Seminar

Jan Falkowski (University of Warsaw): “Distribution of political rents and voter support: some evidence on farm subsidies and electoral performance of a peasant party in Poland."

Tuesday December 12, Jan Falkowski (University of Warsaw) will give a seminar on his paper entitled “Distribution of political rents and voter support: some evidence on farm subsidies and electoral performance of a peasant party in Poland."

The seminar will take place in room B0079 between 12:00-13:00.
Lunch will be provided.

Organised by Section Economics
Date

Tue 12 December 2023 12:00 to 13:00

Room B0079, Lunch will be provided

Abstract:
State involvement in redistribution is often assumed to be driven by the political process. In line with this logic, an extensive literature has shown that rent creation and rent assignment can provide tangible political benefits in the form of votes of those supported by public policies. In this paper we would like to address a related but distinct issue, namely what happens to voter support once the rents remain but political actors can no longer influence them. Put differently, we examine a situation in which the rents that were previously endogenously created become exogenous.

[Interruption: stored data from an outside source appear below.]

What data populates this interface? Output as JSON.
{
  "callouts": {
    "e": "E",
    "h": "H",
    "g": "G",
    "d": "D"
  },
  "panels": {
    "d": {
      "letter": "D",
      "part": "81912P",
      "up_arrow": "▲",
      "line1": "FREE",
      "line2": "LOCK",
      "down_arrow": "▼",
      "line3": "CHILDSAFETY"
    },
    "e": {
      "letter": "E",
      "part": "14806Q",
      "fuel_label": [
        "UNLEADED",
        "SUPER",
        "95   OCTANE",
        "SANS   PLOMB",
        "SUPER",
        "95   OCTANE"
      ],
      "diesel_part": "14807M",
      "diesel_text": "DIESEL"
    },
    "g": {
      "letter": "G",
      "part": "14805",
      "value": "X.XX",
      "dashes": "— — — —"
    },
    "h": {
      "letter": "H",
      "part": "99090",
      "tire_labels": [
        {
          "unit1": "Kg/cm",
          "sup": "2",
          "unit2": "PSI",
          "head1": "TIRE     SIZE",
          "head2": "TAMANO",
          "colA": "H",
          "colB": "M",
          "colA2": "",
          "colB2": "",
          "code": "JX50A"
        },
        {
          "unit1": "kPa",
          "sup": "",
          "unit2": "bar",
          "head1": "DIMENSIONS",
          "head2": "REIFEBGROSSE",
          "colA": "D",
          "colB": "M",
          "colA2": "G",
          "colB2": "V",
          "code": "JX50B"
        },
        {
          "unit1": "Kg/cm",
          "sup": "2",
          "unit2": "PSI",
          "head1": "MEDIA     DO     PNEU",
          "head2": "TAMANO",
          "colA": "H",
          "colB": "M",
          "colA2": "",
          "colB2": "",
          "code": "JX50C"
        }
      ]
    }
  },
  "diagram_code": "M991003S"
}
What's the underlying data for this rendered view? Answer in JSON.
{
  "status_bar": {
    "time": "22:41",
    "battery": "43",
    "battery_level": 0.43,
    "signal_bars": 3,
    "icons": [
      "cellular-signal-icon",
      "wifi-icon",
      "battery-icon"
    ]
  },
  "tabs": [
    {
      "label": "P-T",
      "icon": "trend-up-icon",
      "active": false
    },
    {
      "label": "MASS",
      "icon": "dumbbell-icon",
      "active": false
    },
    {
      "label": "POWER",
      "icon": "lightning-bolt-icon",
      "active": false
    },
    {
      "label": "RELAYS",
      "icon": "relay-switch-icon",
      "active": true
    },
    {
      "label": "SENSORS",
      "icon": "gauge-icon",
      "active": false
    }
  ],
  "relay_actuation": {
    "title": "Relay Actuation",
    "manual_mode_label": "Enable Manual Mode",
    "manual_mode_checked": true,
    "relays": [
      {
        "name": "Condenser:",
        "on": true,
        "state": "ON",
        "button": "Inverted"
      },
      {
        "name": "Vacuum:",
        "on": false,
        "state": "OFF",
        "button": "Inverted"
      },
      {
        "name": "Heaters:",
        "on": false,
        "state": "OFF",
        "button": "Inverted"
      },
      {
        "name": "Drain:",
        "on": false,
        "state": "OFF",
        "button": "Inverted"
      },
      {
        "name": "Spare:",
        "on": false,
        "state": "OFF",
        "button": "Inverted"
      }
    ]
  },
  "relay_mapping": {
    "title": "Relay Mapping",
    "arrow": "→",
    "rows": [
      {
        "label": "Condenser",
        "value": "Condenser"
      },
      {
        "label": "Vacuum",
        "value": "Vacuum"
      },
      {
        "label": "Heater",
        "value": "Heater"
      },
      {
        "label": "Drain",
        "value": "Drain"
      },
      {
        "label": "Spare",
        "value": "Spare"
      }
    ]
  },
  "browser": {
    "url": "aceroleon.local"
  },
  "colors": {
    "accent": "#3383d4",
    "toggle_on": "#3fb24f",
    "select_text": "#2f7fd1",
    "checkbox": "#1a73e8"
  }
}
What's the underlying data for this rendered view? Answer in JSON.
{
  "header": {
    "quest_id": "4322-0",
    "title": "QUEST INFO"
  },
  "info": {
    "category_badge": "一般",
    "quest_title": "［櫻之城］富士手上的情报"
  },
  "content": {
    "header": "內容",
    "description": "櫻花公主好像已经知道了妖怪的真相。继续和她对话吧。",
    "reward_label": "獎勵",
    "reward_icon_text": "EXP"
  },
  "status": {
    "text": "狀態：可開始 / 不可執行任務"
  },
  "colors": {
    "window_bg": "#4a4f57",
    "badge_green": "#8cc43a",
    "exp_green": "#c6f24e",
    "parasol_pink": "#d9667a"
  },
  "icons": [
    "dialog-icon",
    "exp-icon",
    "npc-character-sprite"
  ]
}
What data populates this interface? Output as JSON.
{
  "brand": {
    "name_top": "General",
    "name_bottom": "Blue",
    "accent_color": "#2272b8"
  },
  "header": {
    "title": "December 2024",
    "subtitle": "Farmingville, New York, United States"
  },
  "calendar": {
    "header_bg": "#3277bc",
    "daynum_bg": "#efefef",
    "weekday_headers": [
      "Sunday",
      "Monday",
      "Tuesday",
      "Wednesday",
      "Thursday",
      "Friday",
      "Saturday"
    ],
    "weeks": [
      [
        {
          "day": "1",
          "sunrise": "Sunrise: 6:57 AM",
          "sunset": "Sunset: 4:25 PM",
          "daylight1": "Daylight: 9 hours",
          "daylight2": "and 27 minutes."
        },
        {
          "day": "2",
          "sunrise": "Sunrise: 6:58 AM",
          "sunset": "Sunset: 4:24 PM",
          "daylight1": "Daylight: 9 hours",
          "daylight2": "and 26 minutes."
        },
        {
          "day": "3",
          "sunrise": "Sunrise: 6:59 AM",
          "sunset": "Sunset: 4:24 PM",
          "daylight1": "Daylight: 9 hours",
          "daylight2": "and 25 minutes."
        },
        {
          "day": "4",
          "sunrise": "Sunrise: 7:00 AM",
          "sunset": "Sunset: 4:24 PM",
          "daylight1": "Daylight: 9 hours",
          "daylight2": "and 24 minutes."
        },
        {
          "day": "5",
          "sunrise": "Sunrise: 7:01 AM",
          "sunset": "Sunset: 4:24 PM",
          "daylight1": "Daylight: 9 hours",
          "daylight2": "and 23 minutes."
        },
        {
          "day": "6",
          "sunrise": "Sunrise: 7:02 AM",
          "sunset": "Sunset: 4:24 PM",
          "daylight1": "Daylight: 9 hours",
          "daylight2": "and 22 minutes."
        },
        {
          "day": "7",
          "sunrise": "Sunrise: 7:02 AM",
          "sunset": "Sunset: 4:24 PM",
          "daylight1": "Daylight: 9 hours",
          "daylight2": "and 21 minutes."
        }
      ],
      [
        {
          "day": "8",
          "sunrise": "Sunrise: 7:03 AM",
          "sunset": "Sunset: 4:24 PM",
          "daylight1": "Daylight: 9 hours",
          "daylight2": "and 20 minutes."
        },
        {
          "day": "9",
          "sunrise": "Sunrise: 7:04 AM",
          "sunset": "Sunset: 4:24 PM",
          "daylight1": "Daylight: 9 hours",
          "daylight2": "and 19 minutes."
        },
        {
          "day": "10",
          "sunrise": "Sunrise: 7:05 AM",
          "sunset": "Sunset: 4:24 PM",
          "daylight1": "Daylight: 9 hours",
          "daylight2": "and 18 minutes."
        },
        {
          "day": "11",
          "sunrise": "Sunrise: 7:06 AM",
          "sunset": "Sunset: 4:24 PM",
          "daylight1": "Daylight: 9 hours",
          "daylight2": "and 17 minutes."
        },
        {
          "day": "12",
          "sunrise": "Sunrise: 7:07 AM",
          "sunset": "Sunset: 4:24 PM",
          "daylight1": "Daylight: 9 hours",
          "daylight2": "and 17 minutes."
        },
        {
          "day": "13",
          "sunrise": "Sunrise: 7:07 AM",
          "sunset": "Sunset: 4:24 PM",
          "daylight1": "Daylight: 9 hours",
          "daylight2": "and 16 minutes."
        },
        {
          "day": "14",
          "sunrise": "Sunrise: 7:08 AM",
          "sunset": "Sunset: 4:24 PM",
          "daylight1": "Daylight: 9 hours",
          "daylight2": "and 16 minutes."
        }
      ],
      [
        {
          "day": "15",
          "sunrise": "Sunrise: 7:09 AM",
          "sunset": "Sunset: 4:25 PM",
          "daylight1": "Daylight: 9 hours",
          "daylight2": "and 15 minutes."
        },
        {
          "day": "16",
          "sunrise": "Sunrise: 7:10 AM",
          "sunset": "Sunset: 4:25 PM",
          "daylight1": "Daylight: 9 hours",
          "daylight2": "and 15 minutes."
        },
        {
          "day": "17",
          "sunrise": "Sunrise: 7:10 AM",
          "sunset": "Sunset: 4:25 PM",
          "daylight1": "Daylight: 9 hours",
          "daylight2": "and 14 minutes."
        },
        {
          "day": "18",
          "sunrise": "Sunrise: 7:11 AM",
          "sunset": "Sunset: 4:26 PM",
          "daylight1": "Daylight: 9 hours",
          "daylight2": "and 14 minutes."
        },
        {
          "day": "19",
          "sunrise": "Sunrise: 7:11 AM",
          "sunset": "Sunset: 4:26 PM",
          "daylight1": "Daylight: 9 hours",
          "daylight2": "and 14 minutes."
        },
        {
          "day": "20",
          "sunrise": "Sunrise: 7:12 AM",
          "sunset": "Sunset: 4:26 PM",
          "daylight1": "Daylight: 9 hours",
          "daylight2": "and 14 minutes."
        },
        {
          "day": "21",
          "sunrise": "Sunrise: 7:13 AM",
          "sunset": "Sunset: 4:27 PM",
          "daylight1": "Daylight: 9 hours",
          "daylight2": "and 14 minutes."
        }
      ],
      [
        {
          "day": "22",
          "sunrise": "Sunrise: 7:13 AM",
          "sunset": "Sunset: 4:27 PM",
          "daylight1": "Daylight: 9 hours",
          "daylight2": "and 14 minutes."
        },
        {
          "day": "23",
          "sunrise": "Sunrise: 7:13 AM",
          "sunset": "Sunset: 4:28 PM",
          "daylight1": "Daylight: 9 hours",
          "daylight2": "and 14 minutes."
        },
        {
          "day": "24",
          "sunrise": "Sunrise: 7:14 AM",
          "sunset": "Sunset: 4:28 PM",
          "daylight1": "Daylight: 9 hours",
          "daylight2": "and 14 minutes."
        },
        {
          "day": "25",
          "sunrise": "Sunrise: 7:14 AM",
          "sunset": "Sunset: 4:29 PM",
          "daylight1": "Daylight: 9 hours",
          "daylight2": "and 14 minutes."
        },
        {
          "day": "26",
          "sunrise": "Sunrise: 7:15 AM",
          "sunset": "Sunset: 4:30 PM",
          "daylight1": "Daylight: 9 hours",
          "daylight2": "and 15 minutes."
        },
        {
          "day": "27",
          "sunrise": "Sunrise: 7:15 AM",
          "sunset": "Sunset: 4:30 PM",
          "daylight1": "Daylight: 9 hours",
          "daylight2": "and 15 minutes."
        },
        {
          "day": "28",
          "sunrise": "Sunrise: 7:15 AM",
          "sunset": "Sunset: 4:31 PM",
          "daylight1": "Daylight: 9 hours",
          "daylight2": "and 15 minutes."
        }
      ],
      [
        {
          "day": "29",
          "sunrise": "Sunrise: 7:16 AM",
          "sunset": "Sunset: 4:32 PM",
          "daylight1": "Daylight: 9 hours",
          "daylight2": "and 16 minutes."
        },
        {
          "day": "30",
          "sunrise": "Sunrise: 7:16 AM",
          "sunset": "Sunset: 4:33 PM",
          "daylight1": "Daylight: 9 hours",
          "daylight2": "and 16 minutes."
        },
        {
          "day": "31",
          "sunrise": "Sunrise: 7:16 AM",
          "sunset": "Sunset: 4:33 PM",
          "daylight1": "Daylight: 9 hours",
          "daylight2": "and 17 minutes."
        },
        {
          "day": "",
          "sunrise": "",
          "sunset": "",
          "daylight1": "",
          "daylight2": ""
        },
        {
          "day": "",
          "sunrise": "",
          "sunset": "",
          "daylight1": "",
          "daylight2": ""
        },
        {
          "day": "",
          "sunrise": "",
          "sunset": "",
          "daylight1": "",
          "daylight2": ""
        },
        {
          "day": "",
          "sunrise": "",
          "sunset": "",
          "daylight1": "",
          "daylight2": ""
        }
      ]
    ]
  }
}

In our empirical analysis we look at rents provided by agricultural policy, which has been often presented as a classic example of a policy that generates special benefits for special groups. Our example comes from Poland, a country where agricultural sector has been an important source of employment and where agrarian party played an important role on the political scene. The country’s agricultural policy experienced a radical shift with the accession to the European Union (in May 2004). Adopting the Common Agricultural Policy (CAP) largely ruled out the possibility of domestic political actors to influence the amount and allocation of subsidies offered to a farming population. Drawing on a unique database on more than one million individual beneficiaries of CAP payments in 2014, we examine whether the distribution of these payments at the local level may have had any impact on voter support for the agrarian Polish Peasant Party (PSL), which was in charge of the Ministry of Agriculture and Rural Development in the period 2007-2015. Our focus is on the 2015 elections, in which the party secured only 5.13% of votes, its worst result in any post-1989 elections.